Die gesetzlichen Regelungen sind in der weit überwiegenden Anzahl der Verfahren ausreichend, um den Wohnungsverlust abzuwenden. Ein Notfallfonds kann ergänzend Leistungen erbringen, wenn zusätzliche finanzielle Mittel erforderlich sind, um Vermieterinteressen angemessen zu berücksichtigen und dies zum Erhalt der Wohnung erforderlich ist.
Der Einsatz eines Notfallfonds für Hilfen als freiwillige soziale Leistung – über die beschriebenen gesetzlichen Möglichkeiten hinaus – könnte sich wie folgt gestalten:
1. Übernahme von Mietschulden als Beihilfe
vor
Kündigungsrelevanz
Im Rahmen der gesetzlichen Möglichkeiten können Mietschulden und andere Rückstände erst dann übernommen werden, wenn die Vermieterin/der Vermieter aufgrund des entstandenen Rückstands berechtigt ist, zu kündigen.
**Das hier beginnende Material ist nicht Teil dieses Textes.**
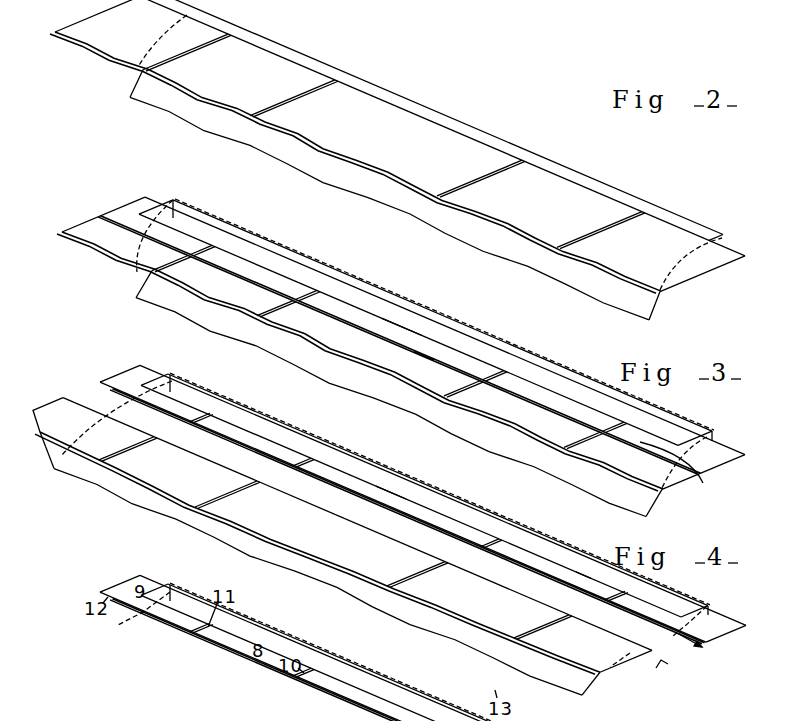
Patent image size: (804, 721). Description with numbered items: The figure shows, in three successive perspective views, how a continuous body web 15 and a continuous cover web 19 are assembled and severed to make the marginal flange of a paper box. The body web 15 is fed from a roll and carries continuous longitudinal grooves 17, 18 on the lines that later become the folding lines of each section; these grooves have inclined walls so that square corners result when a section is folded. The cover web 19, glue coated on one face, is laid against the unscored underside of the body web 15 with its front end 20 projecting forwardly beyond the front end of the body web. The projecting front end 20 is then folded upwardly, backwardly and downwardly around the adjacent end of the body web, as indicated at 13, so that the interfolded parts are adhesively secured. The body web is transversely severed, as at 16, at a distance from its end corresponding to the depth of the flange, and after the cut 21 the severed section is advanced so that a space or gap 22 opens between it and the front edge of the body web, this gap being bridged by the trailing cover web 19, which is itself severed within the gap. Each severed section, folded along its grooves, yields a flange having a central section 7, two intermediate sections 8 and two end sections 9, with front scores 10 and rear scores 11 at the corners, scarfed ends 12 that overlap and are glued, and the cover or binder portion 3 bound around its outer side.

In FIG. 4, the cover or binder portion 3 is at (587, 573).
In FIG. 3, the central section 7 is at (396, 322).
In FIG. 4, the central section 7 is at (387, 484).
In FIG. 3, the intermediate sections 8 is at (555, 398).
In FIG. 4, the intermediate sections 8 is at (407, 516).
In FIG. 3, the end sections 9 is at (424, 328).
In FIG. 4, the end sections 9 is at (421, 496).
In FIG. 2, the front scores or grooves 10 is at (302, 95).
In FIG. 3, the front scores or grooves 10 is at (313, 297).
In FIG. 4, the front scores or grooves 10 is at (315, 460).
In FIG. 2, the rear scores or grooves 11 is at (211, 53).
In FIG. 3, the rear scores or grooves 11 is at (210, 243).
In FIG. 4, the rear scores or grooves 11 is at (208, 420).
In FIG. 2, the scarfed ends 12 is at (58, 37).
In FIG. 3, the scarfed ends 12 is at (72, 234).
In FIG. 4, the scarfed ends 12 is at (108, 386).
In FIG. 3, the inwardly turned forward edge of binder 13 is at (561, 396).
In FIG. 4, the inwardly turned forward edge of binder 13 is at (543, 540).
In FIG. 2, the body web 15 is at (355, 163).
In FIG. 3, the body web 15 is at (359, 362).
In FIG. 4, the body web 15 is at (326, 538).
In FIG. 3, the transverse severing line 16 is at (427, 353).
In FIG. 3, the longitudinal grooves 17 is at (478, 390).
In FIG. 4, the longitudinal grooves 17 is at (247, 488).
In FIG. 3, the longitudinal grooves 18 is at (187, 260).
In FIG. 4, the longitudinal grooves 18 is at (143, 440).
In FIG. 2, the cover web 19 is at (478, 243).
In FIG. 3, the cover web 19 is at (452, 404).
In FIG. 4, the cover web 19 is at (468, 628).
In FIG. 2, the front end of cover web 20 is at (677, 221).
In FIG. 3, the cut 21 is at (680, 469).
In FIG. 4, the cut 21 is at (658, 636).
In FIG. 4, the space or gap 22 is at (683, 653).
Wenn Forderungen offenbleiben, weil sie nicht kündigungsrelevant sind, wirkt sich das in aller Regel negativ auf das Mietverhältnis aus und die Vermieter versuchen dann gelegentlich auf anderen Wegen das Mietverhältnis zu beenden (z. B. mit einer Eigenbedarfskündigung).
Bei angenommenen jährlich 15 Übernahmen von Mietschulden für Familien und Alleinerziehende mit Kindern und einer Durchschnittsmiete bei Haushalten mit minderjährigen Kindern von 770 EUR monatlich würden
jährlich Kosten in Höhe von 11.550 EUR
entstehen.
2. Übernahme nicht kündigungsrelevanter Anwalts- und Gerichtskosten des
Vermieters
Im Jahr 2018 waren in 104 Fällen Familien und Alleinerziehende von einer Räumungsklage aufgrund von Mietschulden betroffen, die nicht kündigungsrelevante Anwalts- und Gerichtskosten nach sich gezogen haben. Im Mietrecht gibt es die Möglichkeit, bei erstmaligen Mietschulden, durch Übernahme der Mietrückstände, eine Kündigung zu „heilen“. Die in diesen Fällen entstandenen Anwalts- und Gerichtskosten werden nicht vom zuständigen Sozialleistungsträger übernommen. Eine Übernahme dieser Kosten könnte dazu beitragen, das künftige Mietverhältnis unbelastet fortzusetzen.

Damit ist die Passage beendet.